Dr. John F. Mahoney

This month in Medical History - The cure for venereal disease

August 31, 2015

Nations involved in the first and second World Wars shared a common enemy – venereal diseases.
The concern about soldiers contracting gonorrhea or syphilis was grave enough in the early 1900s for the U.S. government to establish a Division of Venereal Diseases in the U.S. Public Health Service. Dr. John F. Mahoney helped the division prove its worth when he identified penicillin as an effective treatment for syphilis. Mahoney was born on Aug. 1, 1889, in Fond du Lac, Wisconsin.

He attended Milwaukee University and received his doctorate degree from the Marquette College of Medicine in 1914. Mahoney spent a couple of years interning at the Milwaukee County Hospital and the Chicago Lying- In Hospital. Soon after, he was called upon to serve as a medical officer in the U.S. Public Health Service. In 1925, he became a health adviser to the U.S. Foreign Service, a position that enabled him to travel and work in Haiti, Ireland, England, and Germany.
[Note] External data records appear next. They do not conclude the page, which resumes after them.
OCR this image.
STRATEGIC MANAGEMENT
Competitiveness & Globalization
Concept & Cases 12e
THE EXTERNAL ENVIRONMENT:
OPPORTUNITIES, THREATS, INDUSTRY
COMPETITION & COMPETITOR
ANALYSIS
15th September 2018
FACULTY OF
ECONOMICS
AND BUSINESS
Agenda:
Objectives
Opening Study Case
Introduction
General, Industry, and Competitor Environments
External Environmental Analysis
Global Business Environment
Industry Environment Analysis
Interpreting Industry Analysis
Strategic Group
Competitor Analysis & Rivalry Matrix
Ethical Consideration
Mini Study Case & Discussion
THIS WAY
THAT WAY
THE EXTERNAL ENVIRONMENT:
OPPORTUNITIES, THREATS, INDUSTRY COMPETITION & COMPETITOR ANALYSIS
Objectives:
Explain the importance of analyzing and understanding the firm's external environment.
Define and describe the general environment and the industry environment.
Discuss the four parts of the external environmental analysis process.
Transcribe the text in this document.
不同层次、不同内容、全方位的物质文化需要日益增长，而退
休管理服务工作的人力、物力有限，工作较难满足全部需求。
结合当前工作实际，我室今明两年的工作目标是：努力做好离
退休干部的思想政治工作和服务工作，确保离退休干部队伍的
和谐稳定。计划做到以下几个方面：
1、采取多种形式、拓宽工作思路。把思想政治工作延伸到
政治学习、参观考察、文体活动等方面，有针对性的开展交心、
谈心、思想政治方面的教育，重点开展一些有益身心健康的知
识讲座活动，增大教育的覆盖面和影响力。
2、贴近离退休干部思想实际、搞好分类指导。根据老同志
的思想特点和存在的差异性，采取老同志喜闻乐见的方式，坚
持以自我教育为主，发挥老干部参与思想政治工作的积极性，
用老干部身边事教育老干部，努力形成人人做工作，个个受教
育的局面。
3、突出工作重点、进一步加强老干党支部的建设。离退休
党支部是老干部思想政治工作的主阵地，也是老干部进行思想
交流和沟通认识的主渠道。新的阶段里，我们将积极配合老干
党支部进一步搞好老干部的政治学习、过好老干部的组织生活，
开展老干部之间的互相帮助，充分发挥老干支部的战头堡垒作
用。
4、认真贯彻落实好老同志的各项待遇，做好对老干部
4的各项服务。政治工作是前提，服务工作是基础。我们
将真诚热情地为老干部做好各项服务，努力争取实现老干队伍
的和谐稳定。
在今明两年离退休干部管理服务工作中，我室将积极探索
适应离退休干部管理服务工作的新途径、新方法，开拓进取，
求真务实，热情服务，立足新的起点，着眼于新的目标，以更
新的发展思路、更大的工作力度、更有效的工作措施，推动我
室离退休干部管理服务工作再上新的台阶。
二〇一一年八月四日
Mahoney took advantage of his time abroad, visiting laboratories and medical facilities to see how clinicians in other countries treated and managed syphilis. In 1929, he came to work at the U.S. Marine Hospital in Staten Island, which housed the Venereal Disease Research Laboratory of the Public Health Service. Mahoney was tasked with figuring out how to treat syphilis and gonorrhea, and how to shorten the treatment period for the diseases. He was given some staff and a small research laboratory to carry out his work. Meanwhile, researchers at the Mayo Clinic were busy demonstrating that penicillin (which became available as a therapeutic drug during World War II) was an effective treatment for male gonorrhea.

Mahoney’s lab soon acquired a supply of penicillin to confirm the findings. The actual source of Mahoney’s penicillin, a drug that was in short supply at the time, is still up for debate. Some documents suggest that he acquired it through the National Research Council, while other historians believe that Mahoney got the drug from researchers in Oxford, England. Other historical accounts claim that he actually grew the mold used to produce the drug in his own laboratory. Wherever the initial penicillin supply came from, Mahoney’s lab confirmed the findings of the Mayo Clinic researchers. At this time, Mahoney also made sure to hold on to some of the drug so he could test it against syphilis.

His experiments on rabbits infected with syphilis were so promising that he soon requested to move on to human clinical trials. In 1943, Mahoney’s lab received an additional supply of penicillin through a government program, as well as the go-ahead to begin a study on four patients with syphilis. He presented the details of the successful experiment at the American Public Health Association meeting. Mahoney’s discovery was met with feverish excitement, with one colleague proclaiming that it was “the most significant paper ever presented in the medical field.” Based on Mahoney’s results, the National Research Council authorized and launched a large-scale clinical trial of penicillin in the treatment of syphilis later that year.

Mahoney served as one of the members of a subcommittee that oversaw the study. In 1944, he co-authored a paper detailing the results of 1,418 cases of penicillin use to successfully treat syphilis. By June, the U.S. Army officially adopted penicillin as the treatment therapy for the disease, soon followed by the British armed forces. Mahoney’s pioneering research earned him the prestigious Albert Lasker Award for Clinical Research in 1946. He retired from the Public Health Service in 1949, and went on to serve as the New York City Health Commissioner. According to those close to Mahoney, the researcher spent his final days in the place he loved most – the laboratory. Mahoney oversaw all of the municipal laboratories until his death in February of 1957.